Das ist für mich der Schlüsselsatz:

der Hund hat Panik, hat keine Sicherheit von der HuHalterin, ist noch nicht an die hier normlaen Umweltreize gewöhnt, kennt aus Andalusien vielleicht nur die Straße.

BITTE keine Trainingsdisks, PET Flaschen oder sonstiges werfen - du jagst deinem Hund nur noch mehr Schrecken ein.

Das ansprühen mit Wasser... was soll das bei einem panischen Hund???

Stell dir vor, du hast Panik, bist völlig ausßer dir vor Angst, und dann schmeißt dir einer was schepperndes vor die Füße oder kippt Wasser über dich. Toll, gell?

So wirst du nie das Vertrauen deines Hundes gewinnen, du machst im ja nur noch mehr Streß als er schon hat.

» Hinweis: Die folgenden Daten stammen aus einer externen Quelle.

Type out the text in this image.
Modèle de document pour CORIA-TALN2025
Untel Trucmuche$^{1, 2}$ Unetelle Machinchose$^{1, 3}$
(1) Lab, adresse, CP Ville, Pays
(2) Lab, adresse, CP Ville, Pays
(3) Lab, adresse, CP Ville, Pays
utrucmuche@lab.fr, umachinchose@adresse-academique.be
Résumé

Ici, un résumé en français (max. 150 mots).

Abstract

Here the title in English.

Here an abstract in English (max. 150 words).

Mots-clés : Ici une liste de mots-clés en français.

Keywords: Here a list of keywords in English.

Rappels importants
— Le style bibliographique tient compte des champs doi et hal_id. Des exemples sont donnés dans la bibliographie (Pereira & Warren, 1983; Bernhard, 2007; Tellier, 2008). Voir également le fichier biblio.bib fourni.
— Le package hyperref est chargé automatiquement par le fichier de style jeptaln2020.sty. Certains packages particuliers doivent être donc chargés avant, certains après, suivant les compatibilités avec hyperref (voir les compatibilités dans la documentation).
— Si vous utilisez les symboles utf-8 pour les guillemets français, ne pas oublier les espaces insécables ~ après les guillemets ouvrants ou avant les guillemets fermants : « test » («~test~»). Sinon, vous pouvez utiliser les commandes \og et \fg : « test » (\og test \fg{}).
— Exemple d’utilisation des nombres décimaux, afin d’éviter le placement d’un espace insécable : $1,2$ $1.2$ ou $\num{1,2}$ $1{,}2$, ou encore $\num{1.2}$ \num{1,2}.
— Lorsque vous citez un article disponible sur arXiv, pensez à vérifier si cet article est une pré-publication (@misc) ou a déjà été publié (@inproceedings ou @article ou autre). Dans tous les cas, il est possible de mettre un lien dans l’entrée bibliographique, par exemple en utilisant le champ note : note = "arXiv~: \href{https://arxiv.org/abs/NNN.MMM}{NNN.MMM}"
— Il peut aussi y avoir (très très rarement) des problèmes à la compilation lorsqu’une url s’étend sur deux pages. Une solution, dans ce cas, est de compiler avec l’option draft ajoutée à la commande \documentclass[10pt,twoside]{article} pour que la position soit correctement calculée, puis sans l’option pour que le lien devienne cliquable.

Du mußt souverän sein, ihn an alle Dinge in eurem Umfeld langsam heranführen und das gelingt die möglicherweise nur mit einem guten einfühlsamen Hundetrainer, der Ahnung hat. Nicht nur von SitzPlatzBleib, sondern von Hunde, die Angst haben und Menschen, die noch nicht wissen, wie sie mit der Angst ihres Hundes umgehen sollen.

Das Verhalten deiner Hündin hat sich evtl. schon gefestigt, laß einen Trainer kommen, der dir in der Situation beisteht (aber nicht mit Zeugs werfen, Hund maßregeln, Alphawurf, Schnauzengriff und so nem Scheiß).

Gewinne das Vertrauen deines Hundes, arbeite an der Bindung. Zeige ihr, dass "was auch immer" nicht schlimm ist, dass ihr nichst passiert, dass DU die Dinge im Griff hast.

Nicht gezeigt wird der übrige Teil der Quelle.